Two hours. That’s how long Saugus High School student Cameron Lutges would travel for his prosthetics and care.
The 17-year-old bilateral amputee, whose legs were amputated just above the knee at 10 months old, would travel to Loma Linda and other locations outside the Santa Clarita Valley up until last year when he met Robert Salone, a certified prosthetist and orthotist at Hanger Clinic in Newhall.
“I’ve switched from a couple of prosthetic places but two years ago I went to an Angel City Games (a Paralympic-style adaptive sports festival) and I got to meet Robert at the Hanger booth,” said Lutges. “I knew about Hanger for a while but didn’t know it was so close to me. A 5-minute drive definitely beats two hours.”
But having Hanger at close proximity was only the bonus, Lutges would agree. That’s because the Saugus student, who’s in his school’s swim program, has widened his capabilities in performing tasks more safely and confidently thanks to acquiring a state-of-the-art prosthetic knee first introduced for the modern military forces.
“With this, it’s like I have an assistant helping me walk,” said Lutges about his Ottobock X3 prosthetic knee, the highest of high-end prosthetics currently available and even deemed the “Lamborghini of legs” by Australian Navy seaman and amputee Mark Daniels.
Lutges is now able to perform tasks more safely, such as walk up a flight of stairs or squat to pick something up from the ground.

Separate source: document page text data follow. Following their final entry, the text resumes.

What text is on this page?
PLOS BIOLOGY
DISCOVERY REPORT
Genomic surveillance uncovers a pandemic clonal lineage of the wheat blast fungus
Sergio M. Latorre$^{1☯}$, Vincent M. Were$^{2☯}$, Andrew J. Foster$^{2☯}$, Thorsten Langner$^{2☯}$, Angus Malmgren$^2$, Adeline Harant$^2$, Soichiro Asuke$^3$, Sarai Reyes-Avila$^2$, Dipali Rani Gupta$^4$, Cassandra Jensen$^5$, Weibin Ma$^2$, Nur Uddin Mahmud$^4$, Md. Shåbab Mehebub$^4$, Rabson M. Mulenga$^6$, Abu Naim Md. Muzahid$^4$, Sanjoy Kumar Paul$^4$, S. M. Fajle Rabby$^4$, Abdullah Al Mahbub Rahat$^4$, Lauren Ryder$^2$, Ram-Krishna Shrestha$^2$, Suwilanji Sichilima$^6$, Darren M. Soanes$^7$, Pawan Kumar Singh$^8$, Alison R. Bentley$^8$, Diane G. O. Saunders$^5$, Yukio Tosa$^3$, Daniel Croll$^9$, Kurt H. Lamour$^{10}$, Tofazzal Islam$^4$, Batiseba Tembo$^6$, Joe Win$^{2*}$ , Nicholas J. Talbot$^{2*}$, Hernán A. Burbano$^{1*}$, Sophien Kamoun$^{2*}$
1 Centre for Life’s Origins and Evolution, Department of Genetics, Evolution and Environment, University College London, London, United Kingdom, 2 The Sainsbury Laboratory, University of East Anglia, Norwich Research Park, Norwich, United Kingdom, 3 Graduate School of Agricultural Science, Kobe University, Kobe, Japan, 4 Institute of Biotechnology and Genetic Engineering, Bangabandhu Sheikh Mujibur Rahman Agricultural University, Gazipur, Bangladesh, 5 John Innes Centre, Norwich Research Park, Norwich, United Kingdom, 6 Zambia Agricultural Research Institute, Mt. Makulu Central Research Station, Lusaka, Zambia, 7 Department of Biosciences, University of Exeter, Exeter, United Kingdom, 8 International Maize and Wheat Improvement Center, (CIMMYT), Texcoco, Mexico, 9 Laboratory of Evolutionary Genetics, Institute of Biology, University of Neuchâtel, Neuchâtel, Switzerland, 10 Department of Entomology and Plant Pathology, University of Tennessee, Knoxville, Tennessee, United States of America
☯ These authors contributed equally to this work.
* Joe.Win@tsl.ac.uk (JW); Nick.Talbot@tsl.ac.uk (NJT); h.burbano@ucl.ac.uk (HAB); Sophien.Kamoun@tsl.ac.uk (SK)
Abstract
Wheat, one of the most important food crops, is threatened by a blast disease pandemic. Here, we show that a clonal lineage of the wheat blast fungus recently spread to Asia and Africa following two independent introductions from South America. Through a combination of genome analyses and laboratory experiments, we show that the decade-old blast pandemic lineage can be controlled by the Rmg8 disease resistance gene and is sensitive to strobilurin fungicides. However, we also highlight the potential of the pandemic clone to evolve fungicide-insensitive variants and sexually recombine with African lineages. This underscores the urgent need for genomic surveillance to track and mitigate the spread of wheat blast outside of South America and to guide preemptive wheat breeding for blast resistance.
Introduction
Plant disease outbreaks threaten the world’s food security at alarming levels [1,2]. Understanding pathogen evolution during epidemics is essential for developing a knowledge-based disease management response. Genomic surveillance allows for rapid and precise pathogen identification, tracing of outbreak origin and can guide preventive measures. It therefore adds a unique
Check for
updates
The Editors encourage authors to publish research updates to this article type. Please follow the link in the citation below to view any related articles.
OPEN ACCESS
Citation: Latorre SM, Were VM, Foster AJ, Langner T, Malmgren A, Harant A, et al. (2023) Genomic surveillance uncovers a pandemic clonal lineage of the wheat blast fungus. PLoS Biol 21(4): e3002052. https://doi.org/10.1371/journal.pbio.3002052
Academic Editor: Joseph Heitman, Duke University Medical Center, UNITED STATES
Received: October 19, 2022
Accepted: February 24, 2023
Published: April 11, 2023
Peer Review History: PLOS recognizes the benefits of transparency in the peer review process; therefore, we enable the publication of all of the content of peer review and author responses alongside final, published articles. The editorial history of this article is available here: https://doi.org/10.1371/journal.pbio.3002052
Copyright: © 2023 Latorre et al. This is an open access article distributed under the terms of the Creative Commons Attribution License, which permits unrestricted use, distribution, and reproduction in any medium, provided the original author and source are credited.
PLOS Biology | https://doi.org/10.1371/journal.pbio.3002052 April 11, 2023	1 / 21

Before, he “used to get really frustrated with the other knee” because it was simply a straight joint without the technology.
“The different modes are really helpful,” he added. “If you’re trying to ride a bike and don’t need resistance you can put it in cycle mode or if you just want to stand there and don’t want the knees to bend you can switch to standing mode. It also helps with my back because I have scoliosis and a tilted pelvis.”
The X3 is “intuitive. The safety behind it and having that resistance, stumble recovery and spatial awareness of where he is in space is key,” Salone said.
Not many are able to attain an X3 as most people have a C-Leg or other microprocessing technology. A hefty price tag is a factor, said Salone, as it can cost up to $100,000.
Lutges, who has brought inspiration to others like him, is just one of many individuals from the SCV and around that Salone said make his job worthwhile at Hanger.
“Seeing somebody come in a wheelchair and then walking out, I mean, that’s part of the most rewarding part,” he said, although there are some challenges. “The hardest part is making sure that the patients that I see are comfortable and the solutions that we’re (bringing) for them prosthetically are working. I can make a prosthetic but I don’t wear them so it’s important that they work for every patient.”
Additional technological advances for the Hanger Clinic, with about 800 locations nationwide, could include a microprocessing ankle and targeted muscle re-intervention.
Santa Clarita’s Hanger Clinic, which offers free evaluations and peer supporting resources, is located at 23206 Lyons Ave.